Quelle portée l’éconception a-t-elle pour agir sur les impacts du numérique ? Les services numériques ne sont que la face visible de l’iceberg du numérique. Dans la partie immergée on retrouve le matériel (clients, serveurs), les centres de données, les processus de fabrication de ces équipements, les aspects socio-économiques, géopolitiques etc. Il s’agit de faire sa part.

Il existe deux types de loi : la soft law ou non-réglementaire comme le RGESN, le label NR, ou encore le référentiel de Sobriété Editoriale ci-dessus. Et la hard law qui oblige les entreprises répondant à certains critères (nombre de salariés, activité, chiffre d’affaire, etc.), à respecter des règlements européens ou nationaux. On peut citer pour l’Europe le Digital Markets Act (DMA), le Digital Services Act (DSA), ou le RGPD ; pour la France, la loi REEN, le RGAA (liste non exaustive).

Comment les acteurs de l’écoconception peuvent-ils se saisir de ces outils pour défendre un numérique plus durable ?

Le consentement selon le RGPD est LE texte qui intègre le mieux l’écoconception dans le champ réglementaire.
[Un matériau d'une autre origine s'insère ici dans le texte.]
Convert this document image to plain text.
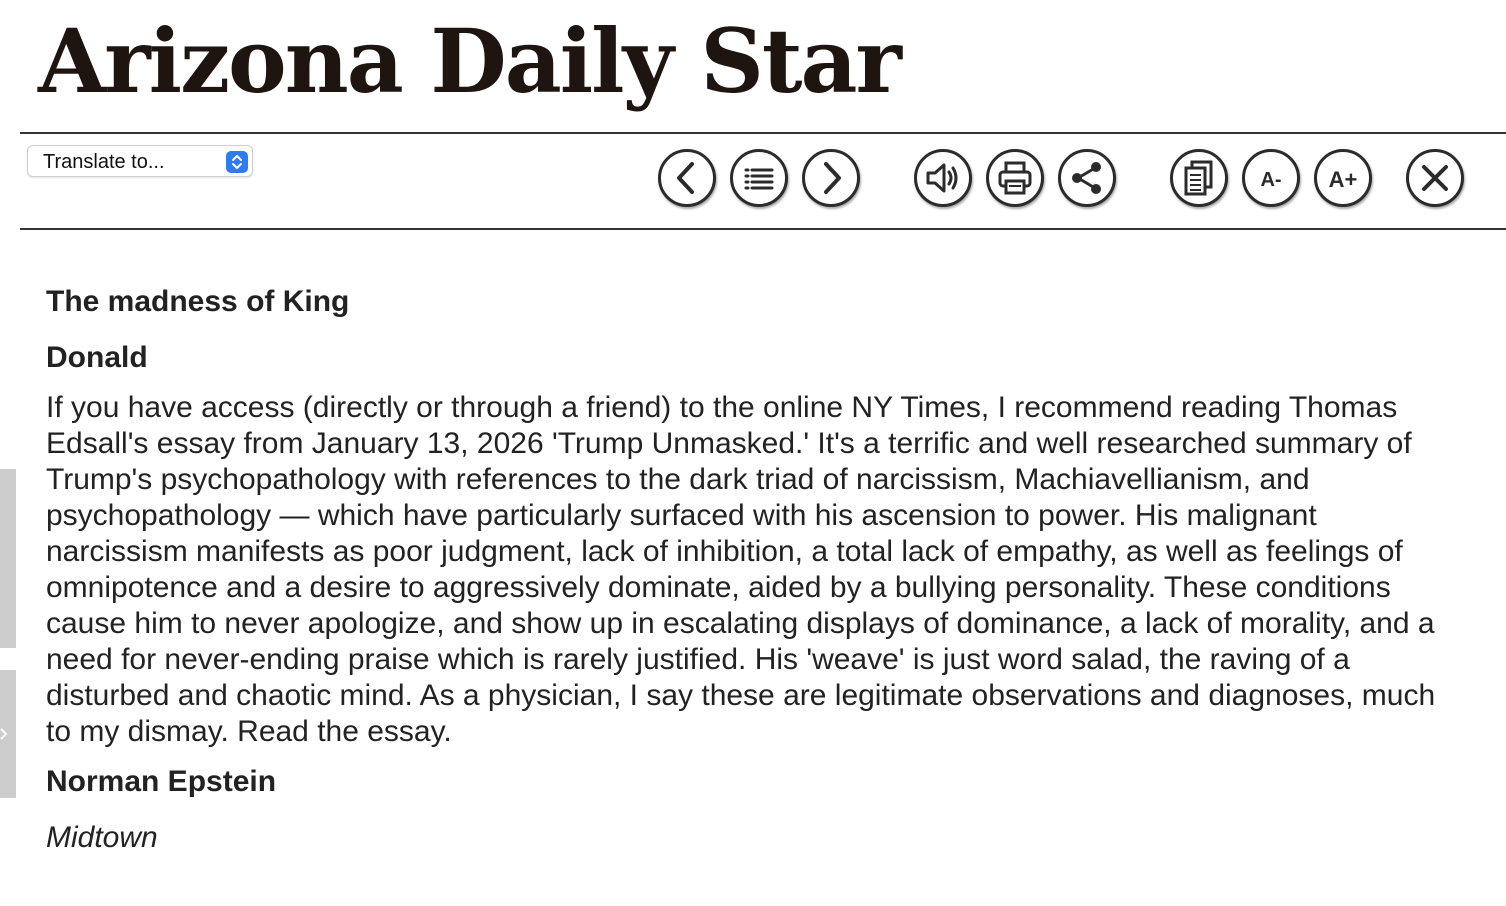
Arizona Daily Star
Translate to...
A- A+
The madness of King Donald

If you have access (directly or through a friend) to the online NY Times, I recommend reading Thomas Edsall's essay from January 13, 2026 'Trump Unmasked.' It's a terrific and well researched summary of Trump's psychopathology with references to the dark triad of narcissism, Machiavellianism, and psychopathology — which have particularly surfaced with his ascension to power. His malignant narcissism manifests as poor judgment, lack of inhibition, a total lack of empathy, as well as feelings of omnipotence and a desire to aggressively dominate, aided by a bullying personality. These conditions cause him to never apologize, and show up in escalating displays of dominance, a lack of morality, and a need for never-ending praise which is rarely justified. His 'weave' is just word salad, the raving of a disturbed and chaotic mind. As a physician, I say these are legitimate observations and diagnoses, much to my dismay. Read the essay.

Norman Epstein

Midtown
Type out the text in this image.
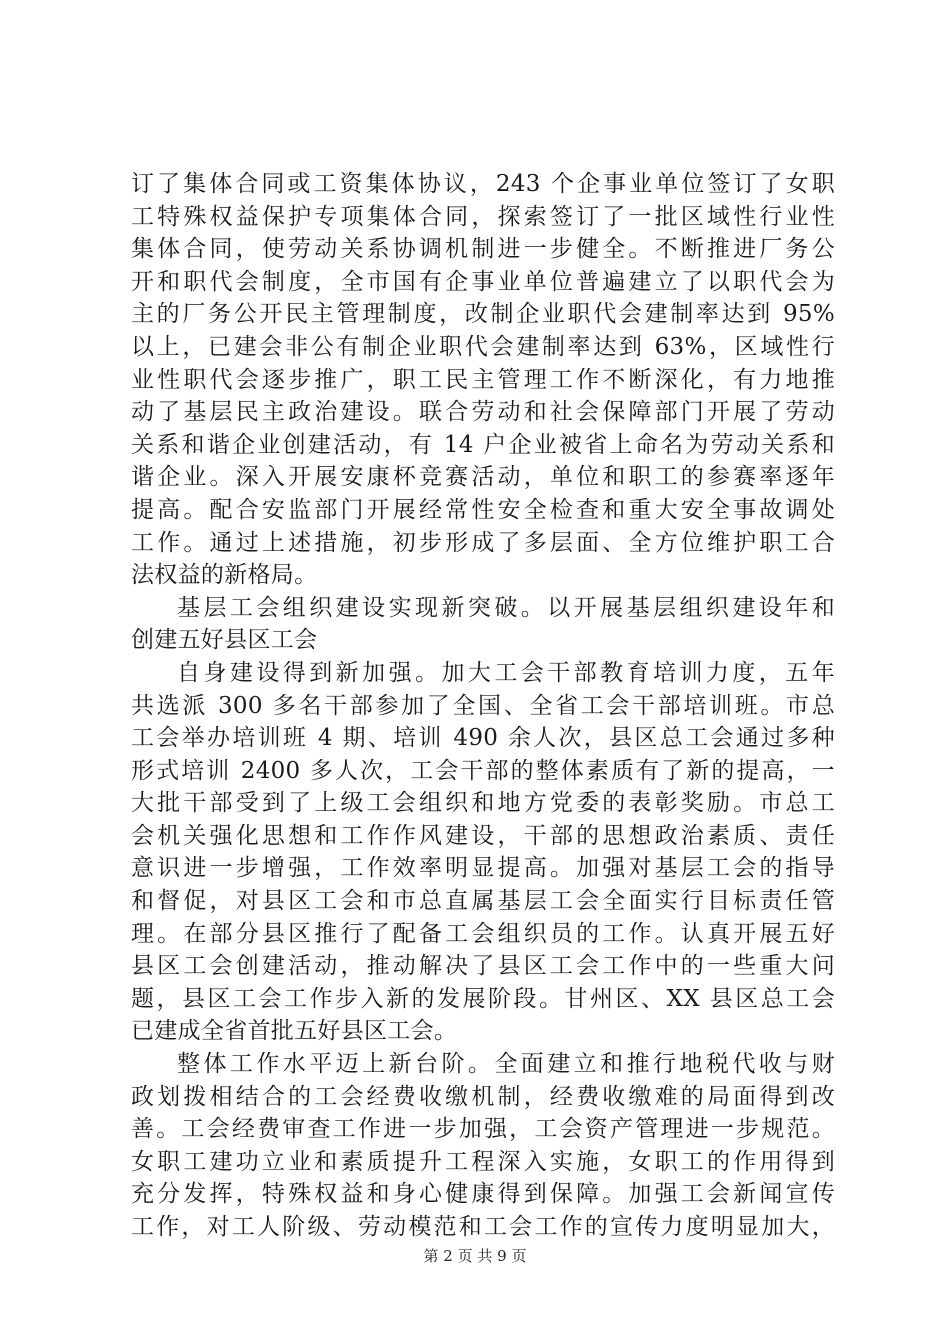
订了集体合同或工资集体协议，243 个企事业单位签订了女职
工特殊权益保护专项集体合同，探索签订了一批区域性行业性
集体合同，使劳动关系协调机制进一步健全。不断推进厂务公
开和职代会制度，全市国有企事业单位普遍建立了以职代会为
主的厂务公开民主管理制度，改制企业职代会建制率达到 95%
以上，已建会非公有制企业职代会建制率达到 63%，区域性行
业性职代会逐步推广，职工民主管理工作不断深化，有力地推
动了基层民主政治建设。联合劳动和社会保障部门开展了劳动
关系和谐企业创建活动，有 14 户企业被省上命名为劳动关系和
谐企业。深入开展安康杯竞赛活动，单位和职工的参赛率逐年
提高。配合安监部门开展经常性安全检查和重大安全事故调处
工作。通过上述措施，初步形成了多层面、全方位维护职工合
法权益的新格局。
基层工会组织建设实现新突破。以开展基层组织建设年和
创建五好县区工会
自身建设得到新加强。加大工会干部教育培训力度，五年
共选派 300 多名干部参加了全国、全省工会干部培训班。市总
工会举办培训班 4 期、培训 490 余人次，县区总工会通过多种
形式培训 2400 多人次，工会干部的整体素质有了新的提高，一
大批干部受到了上级工会组织和地方党委的表彰奖励。市总工
会机关强化思想和工作作风建设，干部的思想政治素质、责任
意识进一步增强，工作效率明显提高。加强对基层工会的指导
和督促，对县区工会和市总直属基层工会全面实行目标责任管
理。在部分县区推行了配备工会组织员的工作。认真开展五好
县区工会创建活动，推动解决了县区工会工作中的一些重大问
题，县区工会工作步入新的发展阶段。甘州区、XX 县区总工会
已建成全省首批五好县区工会。
整体工作水平迈上新台阶。全面建立和推行地税代收与财
政划拨相结合的工会经费收缴机制，经费收缴难的局面得到改
善。工会经费审查工作进一步加强，工会资产管理进一步规范。
女职工建功立业和素质提升工程深入实施，女职工的作用得到
充分发挥，特殊权益和身心健康得到保障。加强工会新闻宣传
工作，对工人阶级、劳动模范和工会工作的宣传力度明显加大，
第 2 页 共 9 页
C’est un texte fort :

  • art. 5 : limitation et minimisation des traitements
  • art. 7 : demande de consentement
  • art. 12 : oblication de communiquer de façon concise, précise, transparente…

En ce qui concerne l’IA et l’économie de l’attention :

“ce sont des notions chapeau qui recouvrent de multiples services et modèles économiques”

Les textes de l’écoconception reconnus pour encadrer l’IA sont le RGESN (soft law) et la loi REEN (hard law). En 2024, l’Europe a adopté le RIA (le Règlement Européen pour l’IA), quel rôle envisager pour l’avenir pour ce texte ? Il fonctionne essentiellement sur des outils de soft law.

L’écoconception peut contribuer à encadrer l’économie de l’attention. En soft law il y a le RGESN, et en hard law, le DSA et RGPD. Le code de la consommation peut aussi jouer un rôle pour les pratiques commerciales déloyales ou aggressives. Selon son analyse, la soft law est insuffisante pour contrer les pratiques de très grandes plateformes. La hard law nécessite de mettre en cause des responsabilités sur le terrain du contentieux et procédural.

Enfin, les Communs Numériques avec les licences libres fournissent une offre diversifiée et mature pour tous les types de communs numériques (logiciels, base de données, écrits). Son analyse montre néanmoins qu’il existe une complexité qui aboutit à des applications maladroites (voire inopérantes sur le plan juridique) des licences libres. Par exemple utiliser une licence de type logicielle (ex GPL) pour des contenus (préférer Creative Commons). De plus les atteintes sont peu sanctionnées.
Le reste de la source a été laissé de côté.